Caisse-Backed Avison Young to Buy European Real Estate Company

(Bloomberg) -- Avison Young Canada Inc. will use a new, C$250 million ($190 million) investment by a big Canadian pension fund to recruit talent and make global acquisitions, including the purchase of a European real estate services company, Chief Executive Officer Mark Rose said.

The Toronto-based firm announced Monday that Caisse de Depot et Placement du Quebec, Canada’s second-largest pension fund manager, had made a preferred-equity investment in Avison Young. Caisse will be entitled to designate three members of the company’s nine-member board of directors.

The investment will produce “significant activity” in the coming years, Rose said in a phone interview on Tuesday. That includes the European acquisition, likely to be announced by the end of the month, and an expansion of Avison Young’s presence in major European and Asian markets such as Paris, Madrid, Dublin, Singapore, Hong Kong and Tokyo, he said. He declined to give the European company’s name or the size of the deal.

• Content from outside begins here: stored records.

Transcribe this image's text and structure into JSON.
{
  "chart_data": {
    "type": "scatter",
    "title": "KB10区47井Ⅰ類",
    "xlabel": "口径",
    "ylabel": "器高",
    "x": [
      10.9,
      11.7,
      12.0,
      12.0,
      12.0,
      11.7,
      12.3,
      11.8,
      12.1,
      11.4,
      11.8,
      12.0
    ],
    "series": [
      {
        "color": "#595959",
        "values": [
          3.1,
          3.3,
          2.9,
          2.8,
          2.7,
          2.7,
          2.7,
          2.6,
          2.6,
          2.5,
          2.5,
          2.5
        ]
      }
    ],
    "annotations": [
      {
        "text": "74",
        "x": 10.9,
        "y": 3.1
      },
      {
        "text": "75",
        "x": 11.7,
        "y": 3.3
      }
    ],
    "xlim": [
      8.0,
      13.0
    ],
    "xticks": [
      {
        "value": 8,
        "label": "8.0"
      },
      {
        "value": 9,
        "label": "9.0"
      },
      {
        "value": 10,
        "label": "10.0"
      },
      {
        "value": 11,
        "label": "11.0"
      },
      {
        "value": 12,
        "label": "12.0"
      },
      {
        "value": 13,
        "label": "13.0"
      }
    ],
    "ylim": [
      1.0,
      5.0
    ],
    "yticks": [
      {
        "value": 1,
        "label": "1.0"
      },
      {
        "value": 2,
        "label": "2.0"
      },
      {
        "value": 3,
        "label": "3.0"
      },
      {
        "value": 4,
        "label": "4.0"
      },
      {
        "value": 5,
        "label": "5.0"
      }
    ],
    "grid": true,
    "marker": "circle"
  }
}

The commercial real estate services company’s growth strategy has been to attract the best industry leaders and take operations global, Rose said. The company has increased its revenue about 15-fold over the past decade, from about C$40 million to more than C$650 million, he said, and the additional capital will help it take its revenue into the billions. Cushman & Wakefield Inc. is among its main competitors.

“The focus for us is going to be innovating at light speed on the tech front,” Rose said, citing investment in artificial intelligence-based technology. “The tech for real estate led by AI isn’t here today. I fully expect it’s going to be here in 2021.”

Avison Young will also expand its investments in the Canadian market, as demand remains higher than supply in markets like Vancouver and Toronto amid job growth and strong investment, he said.

“Canada really has been the country that focuses on the credit and covenants of tenants probably better than any country out there, so real returns on a risk-adjusted basis are really fantastic in Canada, and that’s what invites global investment here,” Rose said.

A small portion of the Caisse investment will be used to buy back shares held by Avison Young’s current private equity partner, Parallel49 Equity, and from other nonmanagement founders and former principals, Rose said. Following the transaction, the current principals will own 100 percent of the company’s common shares.